Investing in the Right Property Now!
Margaret Lomas
ISBN 9780987084910
See www.destiny.net.au/
for financial advice services.
See destinylive.com.au for
property management tracker (free for 1 property).
See also 20
Must Ask Questions for Every Property Investor, Margaret Lomas .
Destiny FinSoft is available for download on the www.destiny.net.au/
web site. It includes a number of calculators for doing one-off
calculations. These include depreciation, tax, loan and borrowing
capability calculators. It also includes a built-in web browser for
accessing the Destiny web site and the ATO, but not general web
sites since the URL bar seems to be uneditable. It appears to be a
tool targetted at a Destiny consultant visiting a client.
Determine if the gross regional product for the area (esp. local
council) is above the gross domestic product.

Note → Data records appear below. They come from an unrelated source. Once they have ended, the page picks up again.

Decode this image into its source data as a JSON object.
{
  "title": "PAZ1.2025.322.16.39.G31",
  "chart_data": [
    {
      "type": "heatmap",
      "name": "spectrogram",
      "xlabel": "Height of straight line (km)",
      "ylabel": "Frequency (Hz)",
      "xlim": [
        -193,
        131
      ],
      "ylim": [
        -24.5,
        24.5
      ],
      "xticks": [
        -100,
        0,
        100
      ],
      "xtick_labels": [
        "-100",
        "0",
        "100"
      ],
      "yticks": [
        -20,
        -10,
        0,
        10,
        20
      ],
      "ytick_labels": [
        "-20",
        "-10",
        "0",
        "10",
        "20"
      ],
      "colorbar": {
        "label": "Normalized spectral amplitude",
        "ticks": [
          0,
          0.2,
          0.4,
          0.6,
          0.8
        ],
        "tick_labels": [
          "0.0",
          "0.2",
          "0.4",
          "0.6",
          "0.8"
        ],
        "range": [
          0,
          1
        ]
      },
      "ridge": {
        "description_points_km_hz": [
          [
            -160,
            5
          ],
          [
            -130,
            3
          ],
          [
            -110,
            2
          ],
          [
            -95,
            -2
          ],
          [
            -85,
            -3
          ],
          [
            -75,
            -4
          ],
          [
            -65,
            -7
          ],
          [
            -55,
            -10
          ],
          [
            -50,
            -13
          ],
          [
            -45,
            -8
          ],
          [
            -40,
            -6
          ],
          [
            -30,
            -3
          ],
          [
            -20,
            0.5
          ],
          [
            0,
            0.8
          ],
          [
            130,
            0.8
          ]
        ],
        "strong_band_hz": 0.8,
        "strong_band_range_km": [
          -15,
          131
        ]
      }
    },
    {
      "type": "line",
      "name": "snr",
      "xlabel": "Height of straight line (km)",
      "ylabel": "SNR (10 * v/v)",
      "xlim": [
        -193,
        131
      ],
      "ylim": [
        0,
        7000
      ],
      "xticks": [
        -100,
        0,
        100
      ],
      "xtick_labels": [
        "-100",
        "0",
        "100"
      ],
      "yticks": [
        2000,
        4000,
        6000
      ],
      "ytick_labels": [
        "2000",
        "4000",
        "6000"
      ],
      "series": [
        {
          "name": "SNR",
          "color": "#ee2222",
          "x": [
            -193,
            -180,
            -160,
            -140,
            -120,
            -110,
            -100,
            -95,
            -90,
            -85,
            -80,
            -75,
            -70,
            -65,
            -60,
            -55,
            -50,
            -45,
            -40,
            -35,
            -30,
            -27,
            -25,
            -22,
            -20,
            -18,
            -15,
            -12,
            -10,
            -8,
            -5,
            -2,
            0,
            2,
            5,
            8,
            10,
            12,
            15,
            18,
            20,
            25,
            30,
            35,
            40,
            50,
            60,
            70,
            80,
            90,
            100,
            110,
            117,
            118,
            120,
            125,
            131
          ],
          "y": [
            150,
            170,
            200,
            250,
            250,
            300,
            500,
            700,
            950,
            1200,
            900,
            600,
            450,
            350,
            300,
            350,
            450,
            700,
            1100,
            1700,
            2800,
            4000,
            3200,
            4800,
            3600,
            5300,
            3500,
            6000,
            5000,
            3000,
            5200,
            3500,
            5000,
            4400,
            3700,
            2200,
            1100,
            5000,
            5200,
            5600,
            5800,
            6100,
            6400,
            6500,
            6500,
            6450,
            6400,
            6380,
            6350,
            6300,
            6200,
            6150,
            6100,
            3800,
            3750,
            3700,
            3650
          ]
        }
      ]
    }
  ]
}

- see that more than one significant employer
- see council web site for economic brief, census data and
demographic information (but only if more current than 4 years)
- predictions for jobs growth
- check housing industry information
Does the property have everything going for it? (Refer to "20
Must Ask Questions for Every Property Investor")
- Cash flow for the property.
- Is there a low vacancy rate for the area
- Are there funded infrastructure projects in the area
State and local government (presumably info from govt web sites)
Carefully distinguish between funded and planned projects
- Is there positive population growth for the area.
(Local council should have population projections)
- Is there a lot of other development going on, or planned, that
will lead to an over-supply of rental properties.
- What are the trends for the area, and has the area already
peaked
- If the growth trends have been high for a while, are there
still reasons for this to continue
- Have rents in the area already gone through a growth period
- Are there good economic indicators for the area
- Are there businesses in the area, is the commercial premise
vacancy rate low (indicating business doing well in area)
- Are the residents in the area stable (see if they stay for
at least 5 years)
- Is the council 'go-ahead'?
- Are there too many rental properties proportionally (ideal
is 70/30 owner/renter)
- Employment rate between successive Australian Bureau of
Statistics census data
- ABS data for median household income should be not lower
that CPI. (Doesn't have to go up)
- Is there a town of size at least >50000 people within
30mins drive, and local town has >5000 people
- Is there more than one industry in the area. A single
industry/plant supporting the area lads to high risk.
- Is it a niche market (tourism, retirement village, student)
where the size of the market is smaller and perhaps riskier
- Is the property a good fit for your personal risk profile
(refer to the Destiny web site for calculator)
- Will banks etc lend for property in the area? (small towns and
niche markets are problematic)
- What is the market value for the property compared to the
asking price. Slowly bid towards the market price irrespective
of the asking price).
- Is this being sold via an unconventional agent?
- Who was the builder/developer?
- Are they still around?
- Is there still a warranty?
- Is there a rent guarantee? (if so, run)
- (Ditto for NRAS. Defence Force Housing may be OK)
- What property management arrangements are available
- Are there restrictions like strata title, body corporate,
hotel/unit management agreements
- How old, and in what condition is the property?
- Is depreciation scales available
- Are there big expenses coming up
- Are there high expected on-going maintenance costs?
- Remember to have a professional inspection and contract
subject to this
- Is it tenant friendly
- Are they likely to be frustrated
- What was the tenant turnover with the previous owner (if it
was previously rented)
- Is the title on the property 'normal'?
- Are there restrictive covenants
- Do the numbers add up for the property?